Paul
Goble
Staunton, October 4 – Boris Chernyshov,
vice chairman of the Duma’s education committee, is proposing to create a new
tax category, “the victims of perestroika,” because “many residents of the USSR
suffered a humanitarian and geopolitical catastrophe as a result of radical
changes in the country” (forum-msk.org/material/politic/15970651.html).
This populist proposal is unlikely to
go anywhere or do anything besides attract attention to Chernyshov, but it is interesting
and indicative nonetheless. On the one hand, it reflects the views of Vladimir
Putin who has often talked about the end of the Soviet Union as the greatest
geopolitical catastrophe of the 20th century.
And on the other, it speaks volumes
about a political system where a deputy could seriously propose giving benefits
to victims of that period without talking about giving benefits to victims of
other periods, be they those of the Stalin era or those of the Yeltsin and
Putin eras since 1991.
Indeed, some commentators, including
Svetlana Gomzikova of Svobodnaya pressa, are already suggesting that the
Russian parliament should be thinking about extending benefits not just to “victims”

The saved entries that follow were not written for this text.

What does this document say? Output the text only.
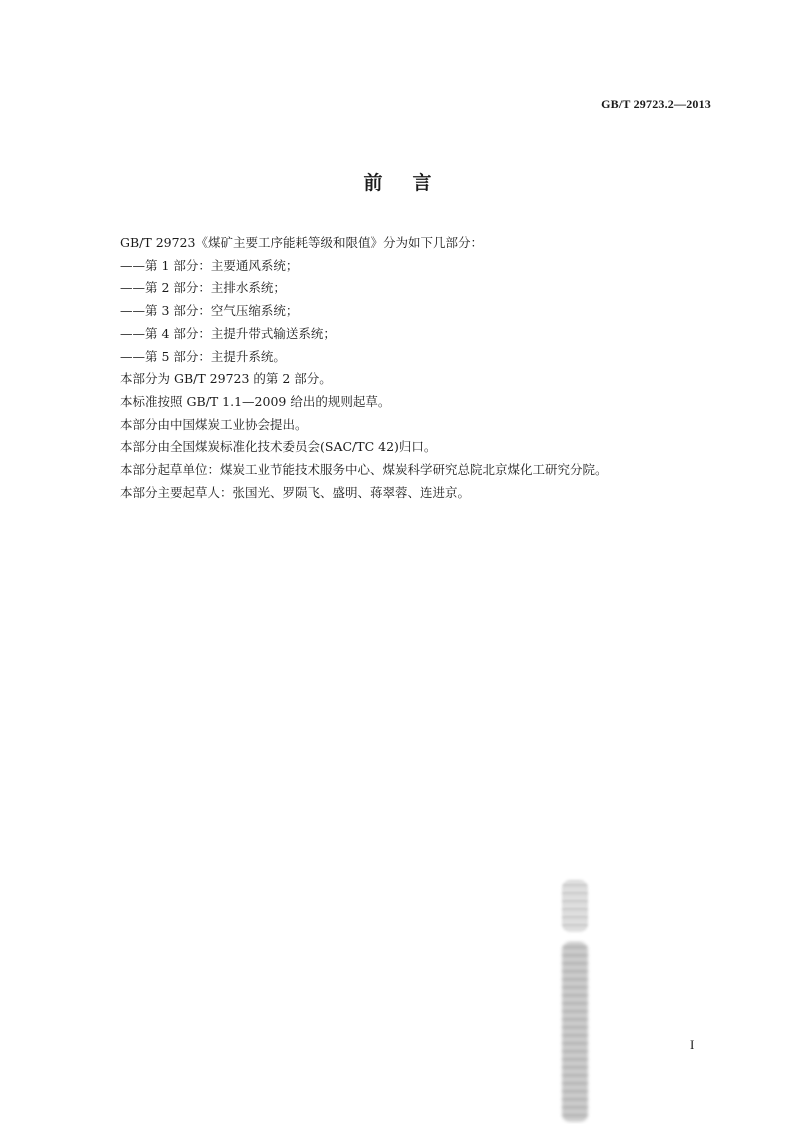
GB/T 29723.2—2013
前言
GB/T 29723《煤矿主要工序能耗等级和限值》分为如下几部分：
——第 1 部分：主要通风系统；
——第 2 部分：主排水系统；
——第 3 部分：空气压缩系统；
——第 4 部分：主提升带式输送系统；
——第 5 部分：主提升系统。
本部分为 GB/T 29723 的第 2 部分。
本标准按照 GB/T 1.1—2009 给出的规则起草。
本部分由中国煤炭工业协会提出。
本部分由全国煤炭标准化技术委员会(SAC/TC 42)归口。
本部分起草单位：煤炭工业节能技术服务中心、煤炭科学研究总院北京煤化工研究分院。
本部分主要起草人：张国光、罗陨飞、盛明、蒋翠蓉、连进京。
I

of that period but to those citizens who have suffered during all of them (svpressa.ru/society/article/245330/).
To the extent that others begin to
think along the same lines, a proposal designed to reinforce Putin’s views about
the end of Soviet times may have the unintended consequence of opening or
reopening discussions about other periods, a development the Kremlin may not
welcome if it cannot control the participants.